There’s no easy mathematical formula for calculating the median. Hence, calculating its value for a dataset without any library is going to be a tougher challenge, more so because we have to account for different behaviours when our dataset length is even and when our dataset length is odd.

Given this sorted array:

const data1 = [1,2,3,4,5];
-------------------^

Our median will be 3, as that is the value that sits in the middle “splitting” the array in two halves.

In this case though

const data2 = [1,2,3,4,5,6];
--------------------^ uhm... 3 or 4?

There’s not a single value splitting the array, so we can say that both 3 and 4 sit in the middle. To find the median in this case we have to sum these 2 values and divide by 2 (that is, we will apply the formula we use to find the mean). Our median in this case is 3.5.

Luckily D3 has this functionality built in and we can leave the library do the math for us.

So, going back to our original datasets we can find mean and median very quickly.

d3.mean(data); // 7.44125
d3.median(data); // 3.5
d3.mean(nestedData, i => i.rating); // 4.1
d3.median(nestedData, i => i.rating); // 4

The results above highlight a very interesting case. While the difference between mean and median of our set of songs is negligible (4.1 and 4), we can’t say the same when doing the same computations for our list of numbers. Why is that?
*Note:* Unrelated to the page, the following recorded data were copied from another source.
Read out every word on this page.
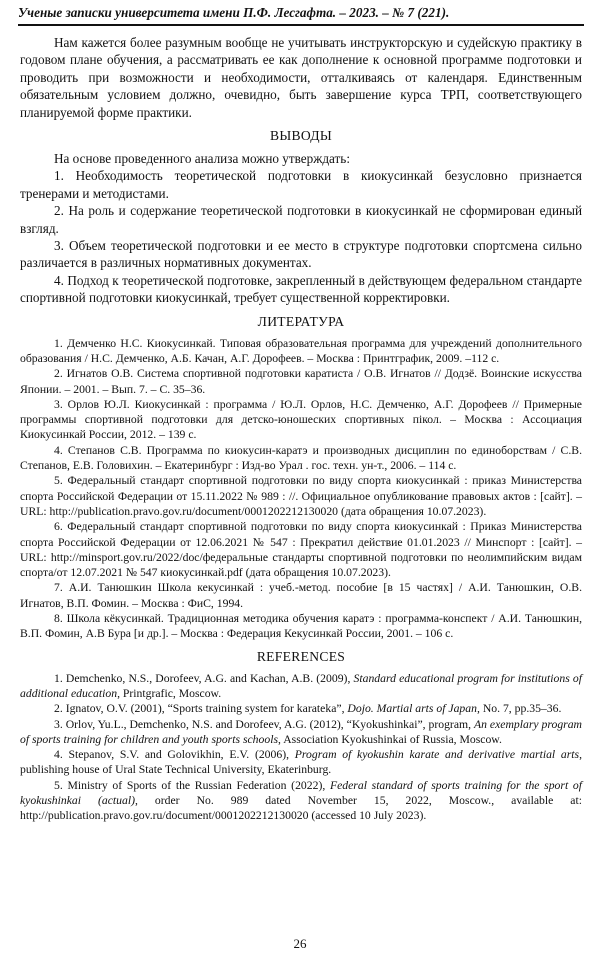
Ученые записки университета имени П.Ф. Лесгафта. – 2023. – № 7 (221).

Нам кажется более разумным вообще не учитывать инструкторскую и судейскую практику в годовом плане обучения, а рассматривать ее как дополнение к основной программе подготовки и проводить при возможности и необходимости, отталкиваясь от календаря. Единственным обязательным условием должно, очевидно, быть завершение курса ТРП, соответствующего планируемой форме практики.

ВЫВОДЫ

На основе проведенного анализа можно утверждать:

1. Необходимость теоретической подготовки в киокусинкай безусловно признается тренерами и методистами.

2. На роль и содержание теоретической подготовки в киокусинкай не сформирован единый взгляд.

3. Объем теоретической подготовки и ее место в структуре подготовки спортсмена сильно различается в различных нормативных документах.

4. Подход к теоретической подготовке, закрепленный в действующем федеральном стандарте спортивной подготовки киокусинкай, требует существенной корректировки.

ЛИТЕРАТУРА

1. Демченко Н.С. Киокусинкай. Типовая образовательная программа для учреждений дополнительного образования / Н.С. Демченко, А.Б. Качан, А.Г. Дорофеев. – Москва : Принтграфик, 2009. –112 с.

2. Игнатов О.В. Система спортивной подготовки каратиста / О.В. Игнатов // Додзё. Воинские искусства Японии. – 2001. – Вып. 7. – С. 35–36.

3. Орлов Ю.Л. Киокусинкай : программа / Ю.Л. Орлов, Н.С. Демченко, А.Г. Дорофеев // Примерные программы спортивной подготовки для детско-юношеских спортивных пікол. – Москва : Ассоциация Киокусинкай России, 2012. – 139 с.

4. Степанов С.В. Программа по киокусин-каратэ и производных дисциплин по единоборствам / С.В. Степанов, Е.В. Головихин. – Екатеринбург : Изд-во Урал . гос. техн. ун-т., 2006. – 114 с.

5. Федеральный стандарт спортивной подготовки по виду спорта киокусинкай : приказ Министерства спорта Российской Федерации от 15.11.2022 № 989 : //. Официальное опубликование правовых актов : [сайт]. – URL: http://publication.pravo.gov.ru/document/0001202212130020 (дата обращения 10.07.2023).

6. Федеральный стандарт спортивной подготовки по виду спорта киокусинкай : Приказ Министерства спорта Российской Федерации от 12.06.2021 № 547 : Прекратил действие 01.01.2023 // Минспорт : [сайт]. – URL: http://minsport.gov.ru/2022/doc/федеральные стандарты спортивной подготовки по неолимпийским видам спорта/от 12.07.2021 № 547 киокусинкай.pdf (дата обращения 10.07.2023).

7. А.И. Танюшкин Школа кекусинкай : учеб.-метод. пособие [в 15 частях] / А.И. Танюшкин, О.В. Игнатов, В.П. Фомин. – Москва : ФиС, 1994.

8. Школа кёкусинкай. Традиционная методика обучения каратэ : программа-конспект / А.И. Танюшкин, В.П. Фомин, А.В Бура [и др.]. – Москва : Федерация Кекусинкай России, 2001. – 106 с.

REFERENCES

1. Demchenko, N.S., Dorofeev, A.G. and Kachan, A.B. (2009), Standard educational program for institutions of additional education, Printgrafic, Moscow.

2. Ignatov, O.V. (2001), “Sports training system for karateka”, Dojo. Martial arts of Japan, No. 7, pp.35–36.

3. Orlov, Yu.L., Demchenko, N.S. and Dorofeev, A.G. (2012), “Kyokushinkai”, program, An exemplary program of sports training for children and youth sports schools, Association Kyokushinkai of Russia, Moscow.

4. Stepanov, S.V. and Golovikhin, E.V. (2006), Program of kyokushin karate and derivative martial arts, publishing house of Ural State Technical University, Ekaterinburg.

5. Ministry of Sports of the Russian Federation (2022), Federal standard of sports training for the sport of kyokushinkai (actual), order No. 989 dated November 15, 2022, Moscow., available at: http://publication.pravo.gov.ru/document/0001202212130020 (accessed 10 July 2023).

26
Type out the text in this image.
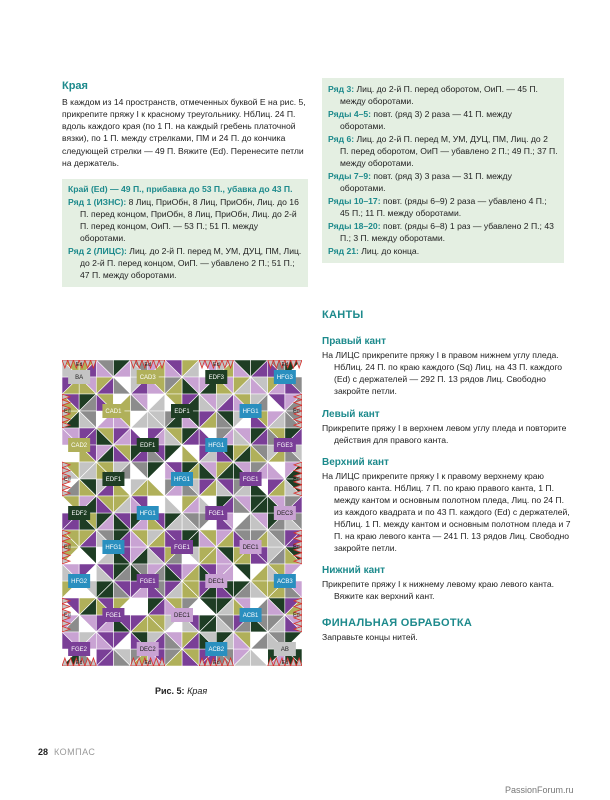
Края
В каждом из 14 пространств, отмеченных буквой E на рис. 5, прикрепите пряжу I к красному треугольнику. НбЛиц. 24 П. вдоль каждого края (по 1 П. на каждый гребень платочной вязки), по 1 П. между стрелками, ПМ и 24 П. до кончика следующей стрелки — 49 П. Вяжите (Ed). Перенесите петли на держатель.
Край (Ed) — 49 П., прибавка до 53 П., убавка до 43 П.
Ряд 1 (ИЗНС): 8 Лиц, ПриОбн, 8 Лиц, ПриОбн, Лиц. до 16 П. перед концом, ПриОбн, 8 Лиц, ПриОбн, Лиц. до 2-й П. перед концом, ОиП. — 53 П.; 51 П. между оборотами.
Ряд 2 (ЛИЦС): Лиц. до 2-й П. перед М, УМ, ДУЦ, ПМ, Лиц. до 2-й П. перед концом, ОиП. — убавлено 2 П.; 51 П.; 47 П. между оборотами.
Ряд 3: Лиц. до 2-й П. перед оборотом, ОиП. — 45 П. между оборотами.
Ряды 4–5: повт. (ряд 3) 2 раза — 41 П. между оборотами.
Ряд 6: Лиц. до 2-й П. перед М, УМ, ДУЦ, ПМ, Лиц. до 2 П. перед оборотом, ОиП — убавлено 2 П.; 49 П.; 37 П. между оборотами.
Ряды 7–9: повт. (ряд 3) 3 раза — 31 П. между оборотами.
Ряды 10–17: повт. (ряды 6–9) 2 раза — убавлено 4 П.; 45 П.; 11 П. между оборотами.
Ряды 18–20: повт. (ряды 6–8) 1 раз — убавлено 2 П.; 43 П.; 3 П. между оборотами.
Ряд 21: Лиц. до конца.
КАНТЫ
Правый кант
На ЛИЦС прикрепите пряжу I в правом нижнем углу пледа. НбЛиц. 24 П. по краю каждого (Sq) Лиц. на 43 П. каждого (Ed) с держателей — 292 П. 13 рядов Лиц. Свободно закройте петли.
Левый кант
Прикрепите пряжу I в верхнем левом углу пледа и повторите действия для правого канта.
Верхний кант
На ЛИЦС прикрепите пряжу I к правому верхнему краю правого канта. НбЛиц. 7 П. по краю правого канта, 1 П. между кантом и основным полотном пледа, Лиц. по 24 П. из каждого квадрата и по 43 П. каждого (Ed) с держателей, НбЛиц. 1 П. между кантом и основным полотном пледа и 7 П. на краю левого канта — 241 П. 13 рядов Лиц. Свободно закройте петли.
Нижний кант
Прикрепите пряжу I к нижнему левому краю левого канта. Вяжите как верхний кант.
ФИНАЛЬНАЯ ОБРАБОТКА
Заправьте концы нитей.
Ed
Ed
Ed
Ed
Ed
Ed
Ed
Ed
Ed	Ed
Ed	Ed
Ed	Ed
Ed	Ed
BA	CAD3	EDF3	HFG3
CAD1	EDF1	HFG1
CAD2	EDF1	HFG1	FGE3
EDF1	HFG1	FGE1
EDF2	HFG1	FGE1	DEC3
HFG1	FGE1	DEC1
HFG2	FGE1	DEC1	ACB3
FGE1	DEC1	ACB1
FGE2	DEC2	ACB2	AB
Рис. 5: Края
28 КОМПАС
PassionForum.ru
The reason is that the mean is easily influenced by spikes in the dataset. One single very low or very high value can easily skew our result by a significant amount. The median, instead, will not follow the same destiny, giving us an arguably more accurate idea of where the mid point is and where the central tendency actually looks like.
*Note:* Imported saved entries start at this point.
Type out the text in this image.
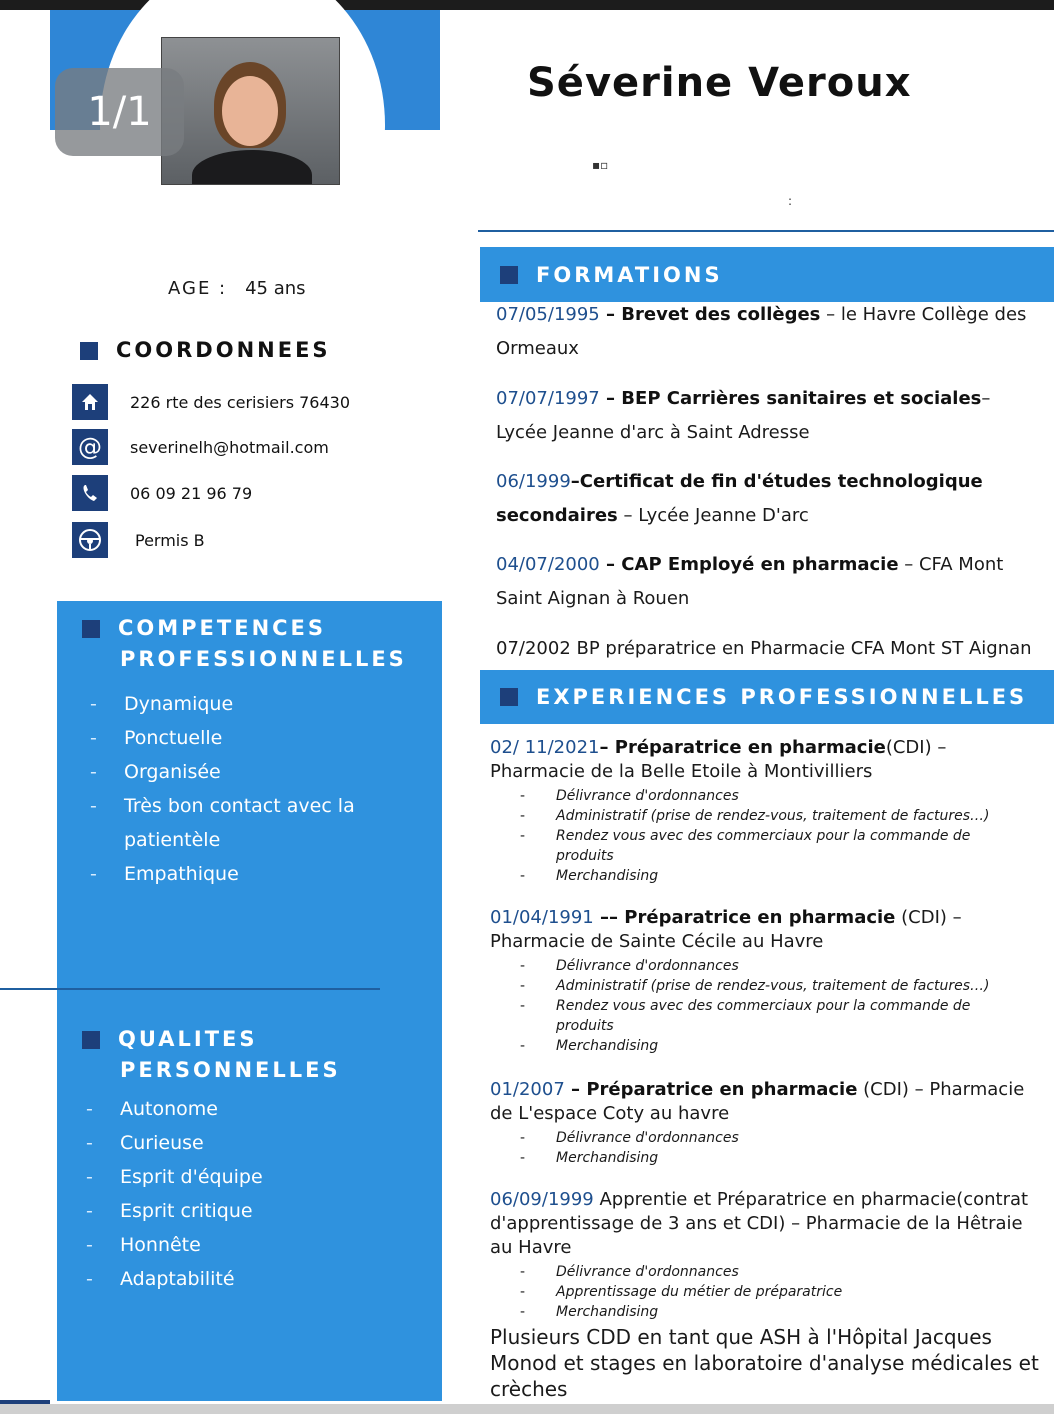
1/1
Séverine Veroux
▪▫
:
AGE : 45 ans
COORDONNEES
226 rte des cerisiers 76430
@	severinelh@hotmail.com
06 09 21 96 79
Permis B
COMPETENCES
PROFESSIONNELLES
-	Dynamique
-	Ponctuelle
-	Organisée
-	Très bon contact avec la
patientèle
-	Empathique
QUALITES
PERSONNELLES
-	Autonome
-	Curieuse
-	Esprit d'équipe
-	Esprit critique
-	Honnête
-	Adaptabilité
FORMATIONS
07/05/1995 – Brevet des collèges – le Havre Collège des Ormeaux
07/07/1997 – BEP Carrières sanitaires et sociales– Lycée Jeanne d'arc à Saint Adresse
06/1999–Certificat de fin d'études technologique secondaires – Lycée Jeanne D'arc
04/07/2000 – CAP Employé en pharmacie – CFA Mont Saint Aignan à Rouen
07/2002 BP préparatrice en Pharmacie CFA Mont ST Aignan
EXPERIENCES PROFESSIONNELLES
02/ 11/2021– Préparatrice en pharmacie(CDI) – Pharmacie de la Belle Etoile à Montivilliers
-	Délivrance d'ordonnances
-	Administratif (prise de rendez-vous, traitement de factures…)
-	Rendez vous avec des commerciaux pour la commande de produits
-	Merchandising
01/04/1991 –– Préparatrice en pharmacie (CDI) – Pharmacie de Sainte Cécile au Havre
-	Délivrance d'ordonnances
-	Administratif (prise de rendez-vous, traitement de factures…)
-	Rendez vous avec des commerciaux pour la commande de produits
-	Merchandising
01/2007 – Préparatrice en pharmacie (CDI) – Pharmacie de L'espace Coty au havre
-	Délivrance d'ordonnances
-	Merchandising
06/09/1999 Apprentie et Préparatrice en pharmacie(contrat d'apprentissage de 3 ans et CDI) – Pharmacie de la Hêtraie au Havre
-	Délivrance d'ordonnances
-	Apprentissage du métier de préparatrice
-	Merchandising
Plusieurs CDD en tant que ASH à l'Hôpital Jacques Monod et stages en laboratoire d'analyse médicales et crèches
To illustrate this, let’s add one value to our previous array and test it out again with the help of d3:

const data3 = [1,2,3,4,5,1500000];
d3.mean(data3); // 250002.5
d3.median(data3); // 3.5

Now it’s very clear how a subtle difference between the two concepts may actually translate to striking differences in real world scenarios.

This means that when we need to represent the average of a dataset we first of all have to understand “which average” we want our users to see, or which one is more meaningful when telling our story through a visualisation.

There’s no single answer to this question and that’s a very good reason to have well clear in mind what exactly are the purposes of these two apparently similar methods that D3 provides.